In the wake of her untimely death, I find myself reflecting on these prophetic words of Rachel Held Evans: “The folks you’re shutting out of church today will be leading it tomorrow. That’s how the spirit works. The future’s in the margins.” I admire the deep truth and the encouraging hope of this statement. The writer of Mark’s gospel might also argue that the church has always existed in the margins, even at the beginning. Levi and the other tax collectors are no more welcome in the first-century fellowship hall than those the church often excludes today. Realizing that Levi and his friends are welcome at a table with the Son of God is surprising. Knowing that Jesus is actually invited to their table is even more radical.
In a 2018 interview, Evans continued this conversation about “the poor, the marginalized, the lonely, the left out.” She had written extensively about the church’s need to extend the sacraments to the marginalized, but recognizing that “the spirit is so active in those margins” led her to an even more profound truth: “I need to be in the margins having them serve me communion.” When we are open to explore that possibility, we discover that the church receives more gifts from the margins than the number of gifts we have to offer.

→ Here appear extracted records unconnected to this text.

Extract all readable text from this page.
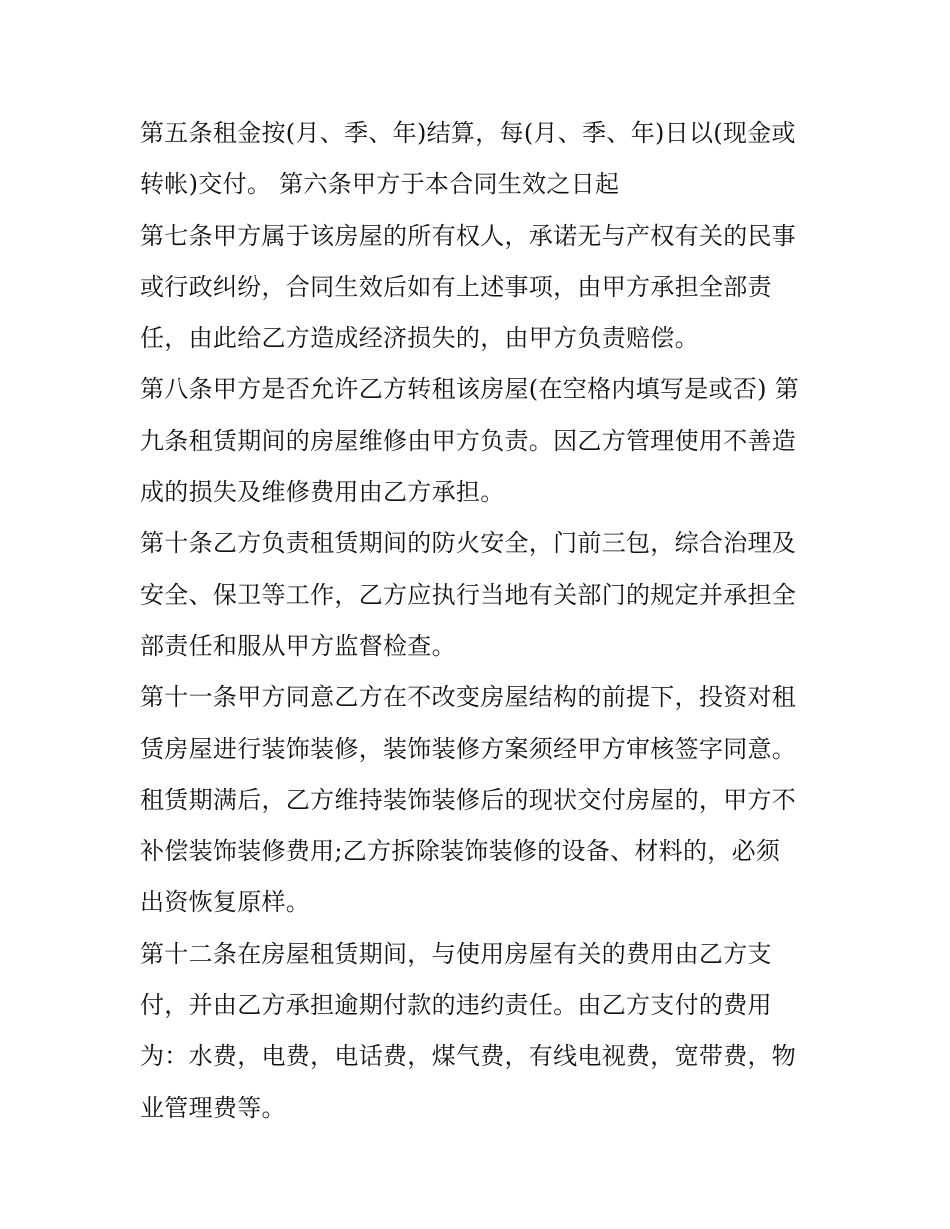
第五条租金按(月、季、年)结算，每(月、季、年)日以(现金或
转帐)交付。 第六条甲方于本合同生效之日起
第七条甲方属于该房屋的所有权人，承诺无与产权有关的民事
或行政纠纷，合同生效后如有上述事项，由甲方承担全部责
任，由此给乙方造成经济损失的，由甲方负责赔偿。
第八条甲方是否允许乙方转租该房屋(在空格内填写是或否) 第
九条租赁期间的房屋维修由甲方负责。因乙方管理使用不善造
成的损失及维修费用由乙方承担。
第十条乙方负责租赁期间的防火安全，门前三包，综合治理及
安全、保卫等工作，乙方应执行当地有关部门的规定并承担全
部责任和服从甲方监督检查。
第十一条甲方同意乙方在不改变房屋结构的前提下，投资对租
赁房屋进行装饰装修，装饰装修方案须经甲方审核签字同意。
租赁期满后，乙方维持装饰装修后的现状交付房屋的，甲方不
补偿装饰装修费用;乙方拆除装饰装修的设备、材料的，必须
出资恢复原样。
第十二条在房屋租赁期间，与使用房屋有关的费用由乙方支
付，并由乙方承担逾期付款的违约责任。由乙方支付的费用
为：水费，电费，电话费，煤气费，有线电视费，宽带费，物
业管理费等。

Mainstream Christianity may lose sight of this revolutionary picture of God’s table, but Jesus never did. Clearly Jesus saw something in Levi, and in fishermen, and in women, and in so many other unlikely leaders that he knew was necessary for the future of the church. God, give us the vision and courage to open our minds and hearts to do the same.
Jen Hatmaker, “Loving, Leaving, and Finding the Church with Rachel Held Evans,” For the Love of Exploring our Faith: Episode 6, Podcast audio, 2018, http://jenhatmaker.com/episode-06-rachel-held-evans.htm.
What keeps me from stepping into the margins and sharing Christ’s table?
Lord, teach us why you are leading us to draw wider circles. Amen.